Caramel Apple Crisp
Caramel Apple Crisp
ingredients
For the topping:
1 1/4 cups all purpose flour
10 tablespoons sugar
3/4 teaspoon ground cinnamon
1/4 teaspoon salt
1/8 teaspoon ground allspice
1/8 teaspoon ground nutmeg
(Optional: 3/4 cup rolled oats or 1/2 cup walnuts or pecans)
10 tablespoons (1 1/4 sticks) chilled unsalted butter, diced
For the filling:
1/2 cup sugar
1/4 cup (1/2 stick) unsalted butter, diced
1 tablespoons fresh lemon juice
1/2 teaspoon salt
6-8 Pippin or Golden Delicious apples (about 2 3/4 pounds), peeled, cored and each cut into eight slices
Lightly sweetened whipped cream or ice cream for topping
method
Make the topping:
Mix the first 6 ingredients together in medium bowl to blend.
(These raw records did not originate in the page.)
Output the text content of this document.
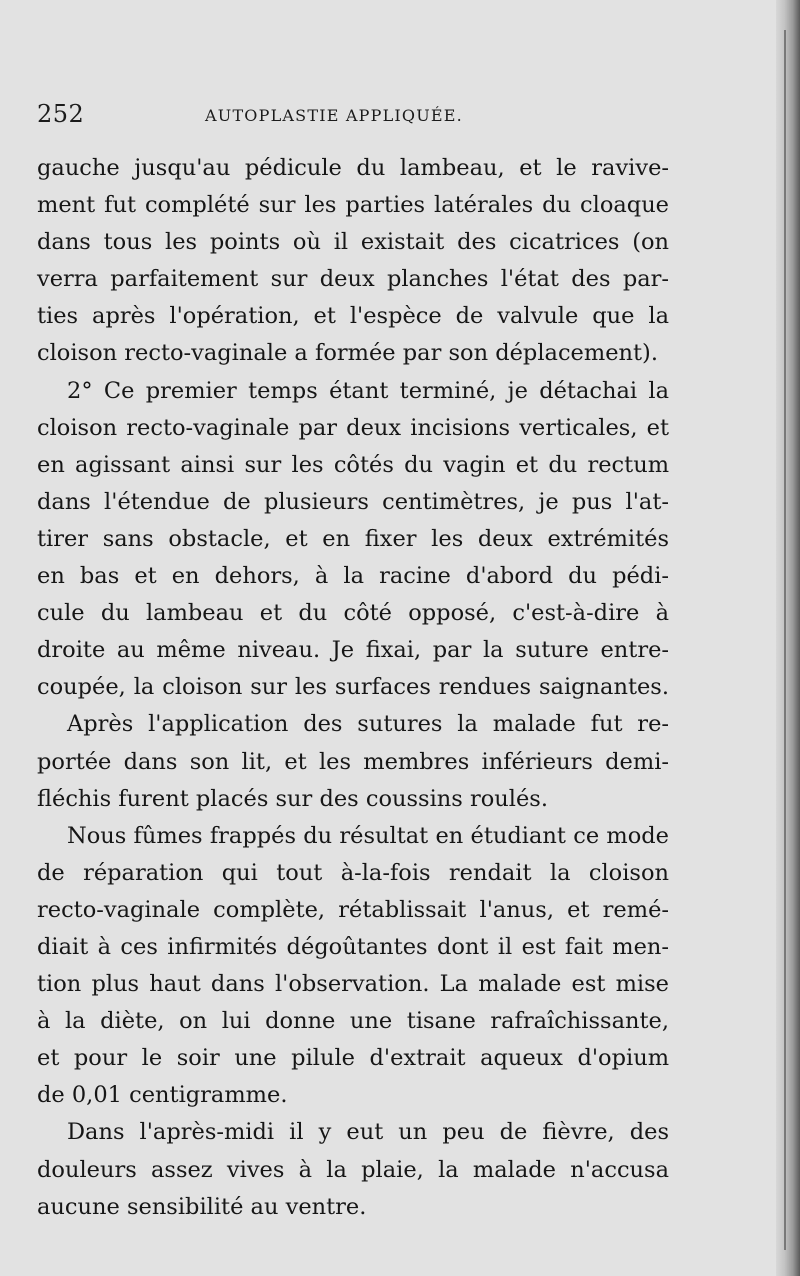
252	AUTOPLASTIE APPLIQUÉE.

gauche jusqu'au pédicule du lambeau, et le ravive-
ment fut complété sur les parties latérales du cloaque
dans tous les points où il existait des cicatrices (on
verra parfaitement sur deux planches l'état des par-
ties après l'opération, et l'espèce de valvule que la
cloison recto-vaginale a formée par son déplacement).

2° Ce premier temps étant terminé, je détachai la
cloison recto-vaginale par deux incisions verticales, et
en agissant ainsi sur les côtés du vagin et du rectum
dans l'étendue de plusieurs centimètres, je pus l'at-
tirer sans obstacle, et en fixer les deux extrémités
en bas et en dehors, à la racine d'abord du pédi-
cule du lambeau et du côté opposé, c'est-à-dire à
droite au même niveau. Je fixai, par la suture entre-
coupée, la cloison sur les surfaces rendues saignantes.

Après l'application des sutures la malade fut re-
portée dans son lit, et les membres inférieurs demi-
fléchis furent placés sur des coussins roulés.

Nous fûmes frappés du résultat en étudiant ce mode
de réparation qui tout à-la-fois rendait la cloison
recto-vaginale complète, rétablissait l'anus, et remé-
diait à ces infirmités dégoûtantes dont il est fait men-
tion plus haut dans l'observation. La malade est mise
à la diète, on lui donne une tisane rafraîchissante,
et pour le soir une pilule d'extrait aqueux d'opium
de 0,01 centigramme.

Dans l'après-midi il y eut un peu de fièvre, des
douleurs assez vives à la plaie, la malade n'accusa
aucune sensibilité au ventre.
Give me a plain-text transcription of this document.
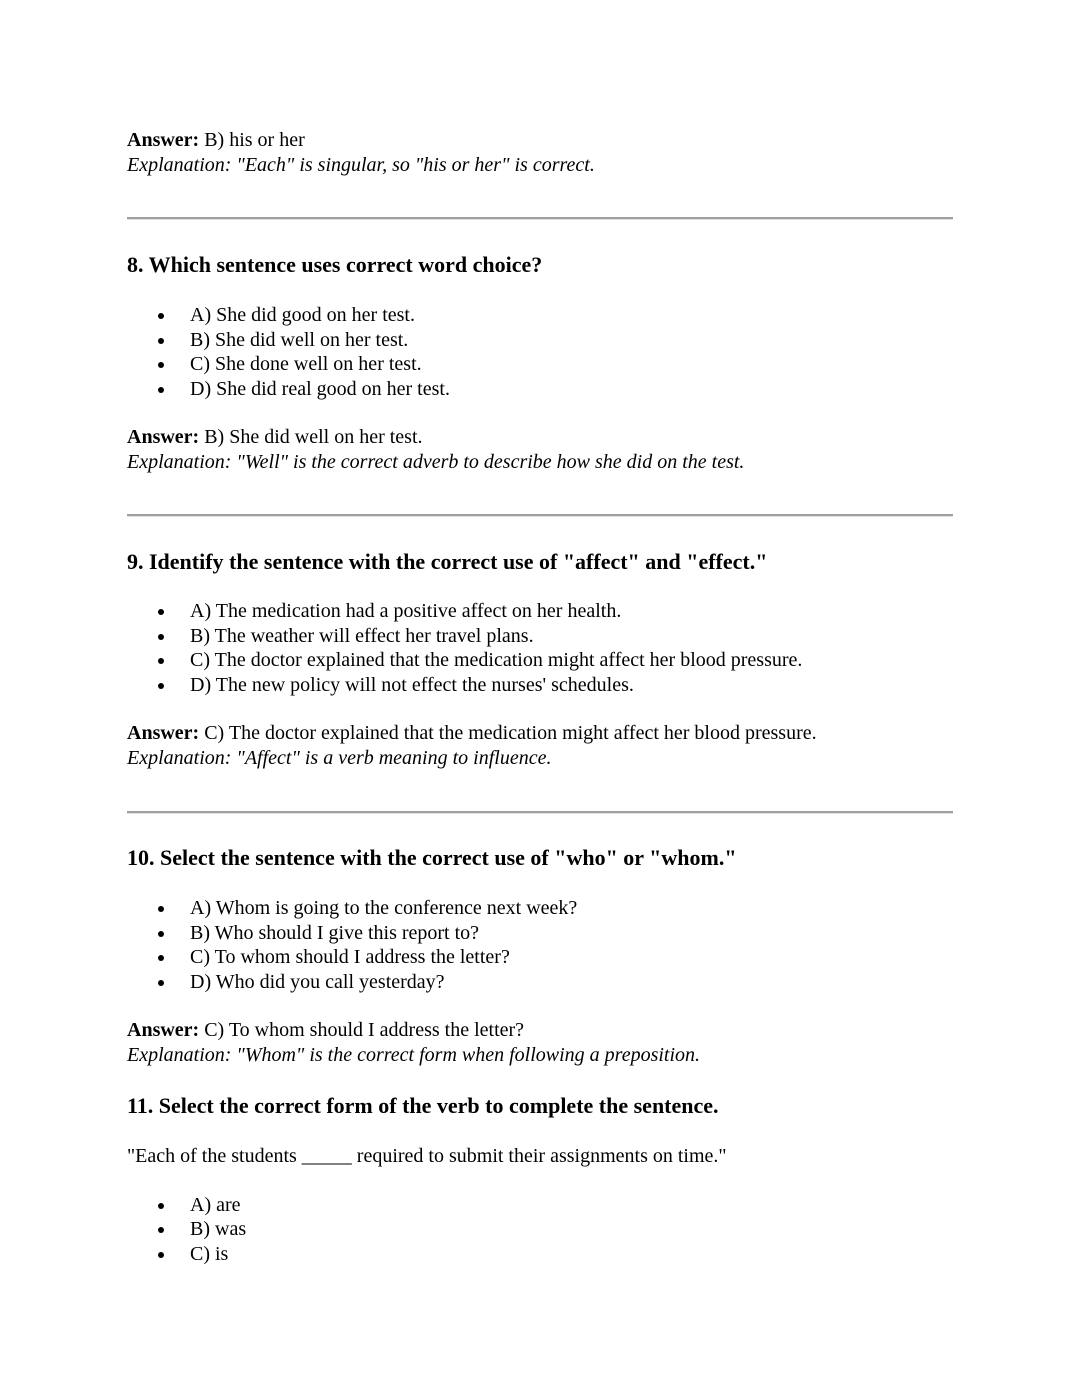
Answer: B) his or her
Explanation: "Each" is singular, so "his or her" is correct.
8. Which sentence uses correct word choice?
A) She did good on her test.
B) She did well on her test.
C) She done well on her test.
D) She did real good on her test.
Answer: B) She did well on her test.
Explanation: "Well" is the correct adverb to describe how she did on the test.
9. Identify the sentence with the correct use of "affect" and "effect."
A) The medication had a positive affect on her health.
B) The weather will effect her travel plans.
C) The doctor explained that the medication might affect her blood pressure.
D) The new policy will not effect the nurses' schedules.
Answer: C) The doctor explained that the medication might affect her blood pressure.
Explanation: "Affect" is a verb meaning to influence.
10. Select the sentence with the correct use of "who" or "whom."
A) Whom is going to the conference next week?
B) Who should I give this report to?
C) To whom should I address the letter?
D) Who did you call yesterday?
Answer: C) To whom should I address the letter?
Explanation: "Whom" is the correct form when following a preposition.
11. Select the correct form of the verb to complete the sentence.
"Each of the students _____ required to submit their assignments on time."
A) are
B) was
C) is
Add butter and rub in with fingertips until small moist clumps form. (Can be made 1 day ahead.) Cover and chill.
To make the filling:
Preheat oven to 375° F. Stir sugar and butter in large skillet over medium heat until smooth sauce forms. Add lemon juice and cook, stirring, until caramel is brown, 3-5 minutes (do not over-cook as sauce will be bitter). Mix in salt, then apples. Toss until apples are evenly coated, about 1 minute. Scrape apples and caramel into 13x9x2-inch glass baking dish and spread evenly. Sprinkle topping evenly over apples.
Bake crisp until apples are tender, sauce is bubbling thickly, and topping is golden, about 50 minutes. Let crisp cool 15 minutes. Serve warm with whipped cream or ice cream.